At Pasadena City College in the 1990s, Dollinger experienced conflicts with right-wing faculty members, while at San Francisco State University, he faced criticism from anti-Zionist students and faculty. He has advocated for free speech and the rights of students and addressed the administration's response to anti-Zionist protests in 2016. These efforts contributed to a settlement aimed at improving the campus environment for Jewish students.

Dollinger's academic work and teaching address Jewish identity, Zionism, and their relationship with contemporary progressive politics. Recent events such as a protest at the University of Michigan in 2023 influenced revisions to his latest book.
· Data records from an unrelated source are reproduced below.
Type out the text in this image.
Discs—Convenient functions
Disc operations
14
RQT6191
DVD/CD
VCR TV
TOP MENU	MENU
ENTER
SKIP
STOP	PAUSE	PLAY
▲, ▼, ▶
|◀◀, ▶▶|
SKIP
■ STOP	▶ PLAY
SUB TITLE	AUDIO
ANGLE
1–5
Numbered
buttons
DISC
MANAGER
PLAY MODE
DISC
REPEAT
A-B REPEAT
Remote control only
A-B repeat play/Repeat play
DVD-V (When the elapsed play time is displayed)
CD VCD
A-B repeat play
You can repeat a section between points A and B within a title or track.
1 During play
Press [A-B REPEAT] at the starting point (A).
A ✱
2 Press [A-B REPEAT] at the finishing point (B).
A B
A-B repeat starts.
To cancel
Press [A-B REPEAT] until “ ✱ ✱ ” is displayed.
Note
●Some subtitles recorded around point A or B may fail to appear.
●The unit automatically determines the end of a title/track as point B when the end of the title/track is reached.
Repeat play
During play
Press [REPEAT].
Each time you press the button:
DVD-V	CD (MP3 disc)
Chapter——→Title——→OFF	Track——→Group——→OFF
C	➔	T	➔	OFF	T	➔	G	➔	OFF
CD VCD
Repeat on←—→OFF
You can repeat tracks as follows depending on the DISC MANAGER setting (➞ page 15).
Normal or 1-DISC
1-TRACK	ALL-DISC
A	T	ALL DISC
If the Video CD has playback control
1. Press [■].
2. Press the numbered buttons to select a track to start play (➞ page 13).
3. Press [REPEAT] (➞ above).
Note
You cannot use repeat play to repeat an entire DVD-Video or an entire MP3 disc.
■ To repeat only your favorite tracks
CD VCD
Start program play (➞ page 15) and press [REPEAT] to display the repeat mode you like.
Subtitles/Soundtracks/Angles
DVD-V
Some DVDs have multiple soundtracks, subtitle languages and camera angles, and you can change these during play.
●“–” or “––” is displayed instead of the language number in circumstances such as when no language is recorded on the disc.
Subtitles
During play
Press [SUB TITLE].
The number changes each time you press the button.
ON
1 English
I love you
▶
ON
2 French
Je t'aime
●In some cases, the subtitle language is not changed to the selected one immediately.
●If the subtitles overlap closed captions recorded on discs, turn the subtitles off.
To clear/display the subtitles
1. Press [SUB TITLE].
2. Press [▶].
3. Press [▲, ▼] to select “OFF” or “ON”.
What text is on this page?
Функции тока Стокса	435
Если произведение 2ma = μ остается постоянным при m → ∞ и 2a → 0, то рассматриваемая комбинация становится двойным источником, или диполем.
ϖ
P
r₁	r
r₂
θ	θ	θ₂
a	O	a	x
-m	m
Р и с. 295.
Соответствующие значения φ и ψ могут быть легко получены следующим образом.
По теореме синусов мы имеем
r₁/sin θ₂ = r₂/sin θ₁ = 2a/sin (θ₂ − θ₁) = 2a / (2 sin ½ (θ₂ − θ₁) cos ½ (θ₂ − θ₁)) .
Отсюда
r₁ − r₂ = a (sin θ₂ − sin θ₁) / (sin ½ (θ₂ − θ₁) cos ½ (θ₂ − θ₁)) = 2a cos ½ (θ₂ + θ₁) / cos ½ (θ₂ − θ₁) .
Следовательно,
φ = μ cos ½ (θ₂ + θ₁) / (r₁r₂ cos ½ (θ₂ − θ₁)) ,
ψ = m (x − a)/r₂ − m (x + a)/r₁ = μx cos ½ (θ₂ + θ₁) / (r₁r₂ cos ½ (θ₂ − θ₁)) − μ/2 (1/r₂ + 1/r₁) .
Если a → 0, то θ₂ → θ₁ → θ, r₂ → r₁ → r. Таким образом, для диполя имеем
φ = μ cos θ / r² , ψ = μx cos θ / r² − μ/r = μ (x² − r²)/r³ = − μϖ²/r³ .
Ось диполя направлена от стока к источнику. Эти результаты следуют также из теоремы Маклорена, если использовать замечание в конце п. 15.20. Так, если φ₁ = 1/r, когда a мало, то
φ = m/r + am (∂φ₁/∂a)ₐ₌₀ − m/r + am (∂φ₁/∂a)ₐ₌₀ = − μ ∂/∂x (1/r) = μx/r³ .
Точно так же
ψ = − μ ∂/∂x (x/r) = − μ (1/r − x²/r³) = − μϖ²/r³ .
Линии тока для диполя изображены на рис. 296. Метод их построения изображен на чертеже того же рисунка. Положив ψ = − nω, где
His work engages with students to examine issues related to Jewish identity and Zionism in modern contexts.

Earlier in his career Dollinger also taught at Cal State Northridge, Bryn Mawr College, Long Beach State, and Hebrew Union College in Los Angeles.

==Personal life==
Dollinger married his wife Marci in 1994. They have two daughters and live in San Rafael, California.

==Bibliography==
- Laundering Antisemitism: Jews, Identity Politics, and the University, Indiana University Press, forthcoming.
- Black Power, Jewish Politics: Reinventing the Alliance in the 1960s, Brandeis University Press, 2018.
- American Jewish History: A Primary Source Reader, Brandeis University Press, 2014. (co-edited with Gary Phillip Zola).
- California Jews, Brandeis University Press, 2003. (co-edited with Ava Fran Kahn).
- Quest for Inclusion: Jews and Liberalism in Modern America, Princeton University Press, 2000.
- The Family History: The History of the Dollinger-Levy Family from 1792 to 1987, M. Dollinger, 1986.